码到成功

聊一聊python3.14

2025-10-12

一张图先看懂三件事

Python 3.14 特性地图

如果用一句话概括：

t-string 适合做安全渲染、SQL 参数化、日志结构化、轻量 DSL。
注解延迟适合类型密集项目，尤其是模型互相引用、插件系统、框架扫描。
多解释器适合 CPU 密集型任务、隔离执行、插件沙箱雏形。

它们有一个共同点：把以前“直接揉成结果”的东西拆成结构。字符串不急着拼，注解不急着算，任务也不急着共享同一份状态。

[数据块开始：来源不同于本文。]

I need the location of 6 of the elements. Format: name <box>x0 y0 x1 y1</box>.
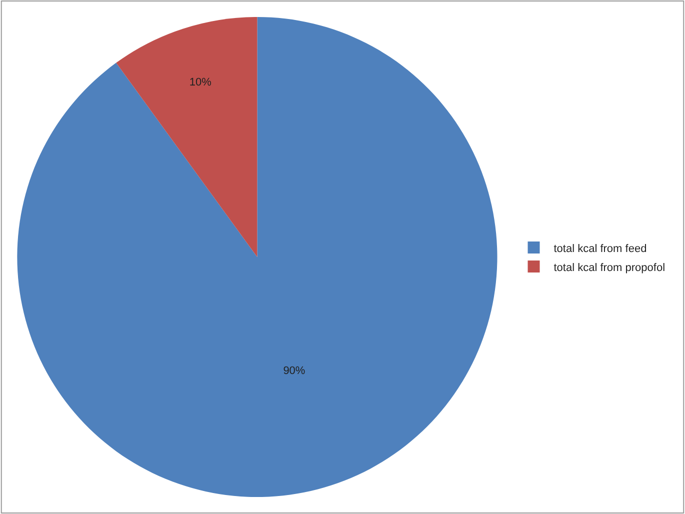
legend-label: total kcal from feed <box>554 242 647 255</box>
pie-slice <box>17 16 498 497</box>
data-label: 90% <box>283 365 306 378</box>
data-label: 10% <box>189 76 212 89</box>
legend-label: total kcal from propofol <box>554 262 666 274</box>
pie-slice <box>116 16 258 257</box>
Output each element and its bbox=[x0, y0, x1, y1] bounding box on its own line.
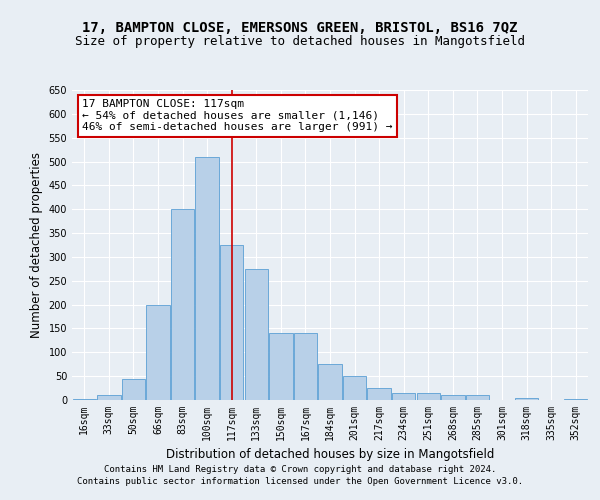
Text: Contains HM Land Registry data © Crown copyright and database right 2024.: Contains HM Land Registry data © Crown c… bbox=[104, 466, 496, 474]
Y-axis label: Number of detached properties: Number of detached properties bbox=[30, 152, 43, 338]
Text: 17, BAMPTON CLOSE, EMERSONS GREEN, BRISTOL, BS16 7QZ: 17, BAMPTON CLOSE, EMERSONS GREEN, BRIST… bbox=[82, 20, 518, 34]
Bar bbox=[220, 245, 244, 400]
Bar bbox=[392, 393, 415, 400]
Text: Size of property relative to detached houses in Mangotsfield: Size of property relative to detached ho… bbox=[75, 34, 525, 48]
Bar bbox=[122, 378, 145, 400]
Bar bbox=[416, 393, 440, 400]
Bar bbox=[367, 388, 391, 400]
Bar bbox=[146, 304, 170, 400]
Bar bbox=[73, 398, 96, 400]
Bar bbox=[515, 398, 538, 400]
Bar bbox=[97, 395, 121, 400]
Bar bbox=[343, 376, 366, 400]
Bar bbox=[564, 398, 587, 400]
Bar bbox=[245, 269, 268, 400]
Bar bbox=[441, 395, 464, 400]
Bar bbox=[269, 333, 293, 400]
Bar bbox=[171, 209, 194, 400]
Bar bbox=[196, 157, 219, 400]
Text: 17 BAMPTON CLOSE: 117sqm
← 54% of detached houses are smaller (1,146)
46% of sem: 17 BAMPTON CLOSE: 117sqm ← 54% of detach… bbox=[82, 100, 393, 132]
X-axis label: Distribution of detached houses by size in Mangotsfield: Distribution of detached houses by size … bbox=[166, 448, 494, 462]
Bar bbox=[294, 333, 317, 400]
Bar bbox=[319, 364, 341, 400]
Bar bbox=[466, 395, 489, 400]
Text: Contains public sector information licensed under the Open Government Licence v3: Contains public sector information licen… bbox=[77, 476, 523, 486]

t-string：不是 f-string 的替代品，而是模板处理接口

t-string 工作台

f-string 会立刻得到 str：

name = "Zoy"
msg = f"hello {name}"
print(type(msg))  # <class 'str'>

t-string 则返回 string.templatelib.Template：

name = "Zoy"
tpl = t"hello {name}"

print(type(tpl))
print(tpl.strings)
print(tpl.values)
print(tpl.interpolations)

可以把它理解成：Python 帮你把“静态文本”和“动态插值”先拆开，至于最后怎么合成，由你自己决定。

Template 里有什么

Template 主要有三个常用属性：

strings：静态字符串片段。
interpolations：插值对象，包含值、表达式文本、转换标记、格式规格。
values：所有插值的值。

示例：

price = 19.8
tpl = t"price={price:.2f}"

print(tpl.strings)
print(tpl.values)

for item in tpl:
    print(repr(item))

它和 f-string 最大的区别在于：f-string 只给你结果，t-string 给你“可处理的中间结构”。这就很适合做安全输出。

用 t-string 做 HTML 转义

下面这个例子把静态文本原样保留，插值部分统一转义：

from html import escape
from string.templatelib import Interpolation, Template


def html_safe(template: Template) -> str:
    parts: list[str] = []

    for part in template:
        if isinstance(part, Interpolation):
            parts.append(escape(str(part.value), quote=True))
        else:
            parts.append(part)

    return "".join(parts)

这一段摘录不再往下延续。